To demonstrate clinical relevance of their findings in animal models, the authors sequenced RNAs isolated from tumor tissue samples from PDAC patients before and after clinical RT. They showed that the expression of PD-1 and PD-L1 in tumors was significantly increased after RT, with the high affinity IL-2Rα upregulated and the moderate affinity IL-2Rβ downregulated. When compared with non-responders, the responders showed decreased IL-2Rα and increased IL-2Rβ and IL-2γ. Gene set enrichment analysis found that many of the top upregulated pathways in the responders were related to immune activity with IL-2Rβ being one of frequent appearing genes. These data provide a basis for the clinical application of PD1-IL2v.

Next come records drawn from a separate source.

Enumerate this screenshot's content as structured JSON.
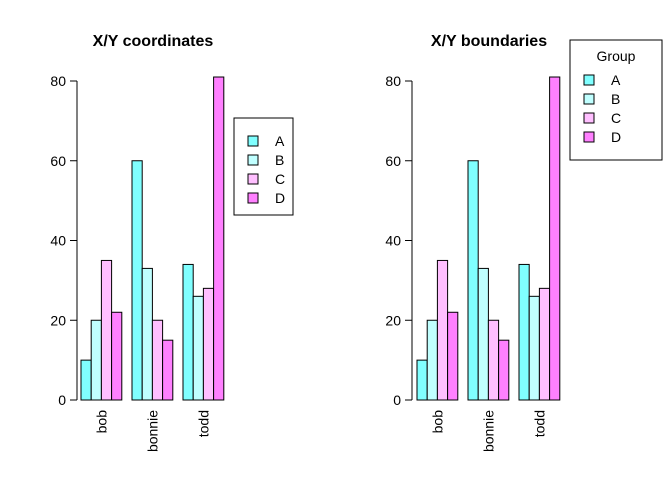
{
  "chart_data": [
    {
      "type": "bar",
      "title": "X/Y coordinates",
      "categories": [
        "bob",
        "bonnie",
        "todd"
      ],
      "series": [
        {
          "name": "A",
          "values": [
            10,
            60,
            34
          ]
        },
        {
          "name": "B",
          "values": [
            20,
            33,
            26
          ]
        },
        {
          "name": "C",
          "values": [
            35,
            20,
            28
          ]
        },
        {
          "name": "D",
          "values": [
            22,
            15,
            81
          ]
        }
      ],
      "yticks": [
        0,
        20,
        40,
        60,
        80
      ],
      "ylim": [
        0,
        82
      ],
      "legend": {
        "title": "",
        "entries": [
          "A",
          "B",
          "C",
          "D"
        ],
        "placement": "right"
      }
    },
    {
      "type": "bar",
      "title": "X/Y boundaries",
      "categories": [
        "bob",
        "bonnie",
        "todd"
      ],
      "series": [
        {
          "name": "A",
          "values": [
            10,
            60,
            34
          ]
        },
        {
          "name": "B",
          "values": [
            20,
            33,
            26
          ]
        },
        {
          "name": "C",
          "values": [
            35,
            20,
            28
          ]
        },
        {
          "name": "D",
          "values": [
            22,
            15,
            81
          ]
        }
      ],
      "yticks": [
        0,
        20,
        40,
        60,
        80
      ],
      "ylim": [
        0,
        82
      ],
      "legend": {
        "title": "Group",
        "entries": [
          "A",
          "B",
          "C",
          "D"
        ],
        "placement": "top-right"
      }
    }
  ],
  "colors": [
    "#80ffff",
    "#c0ffff",
    "#ffbfff",
    "#ff80ff"
  ]
}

In summary, the authors introduced a complex protein molecule (PD1-IL2v) with bispecificities to PD-1 and IL-2βγ for the treatment of pancreatic cancer. The efficacy of this treatment can be enhanced by RT. PD1-IL2v treatment promotes proliferation, migration, activation, and function of CD8+ T cells (especially antigen specific CD8+ T cells) in tumors, lymph nodes, and blood. It also augments NK cell activation, reduces the expression of T cell depletion-related proteins, and suppresses proliferation and activation of Treg cells. Intriguingly, PD1-IL2v can induce the body to produce a long-lasting T cell-mediated anti-tumor memory response. The changes in CD8+ T cells may be caused by increased protein translation and metabolic activity. The findings are consistent with that clinical outcomes of immunotherapy for pancreatic cancer are dependent on the cell changes behind drug resistance post RT and provide a new strategy for development of immunotherapy for pancreatic cancer.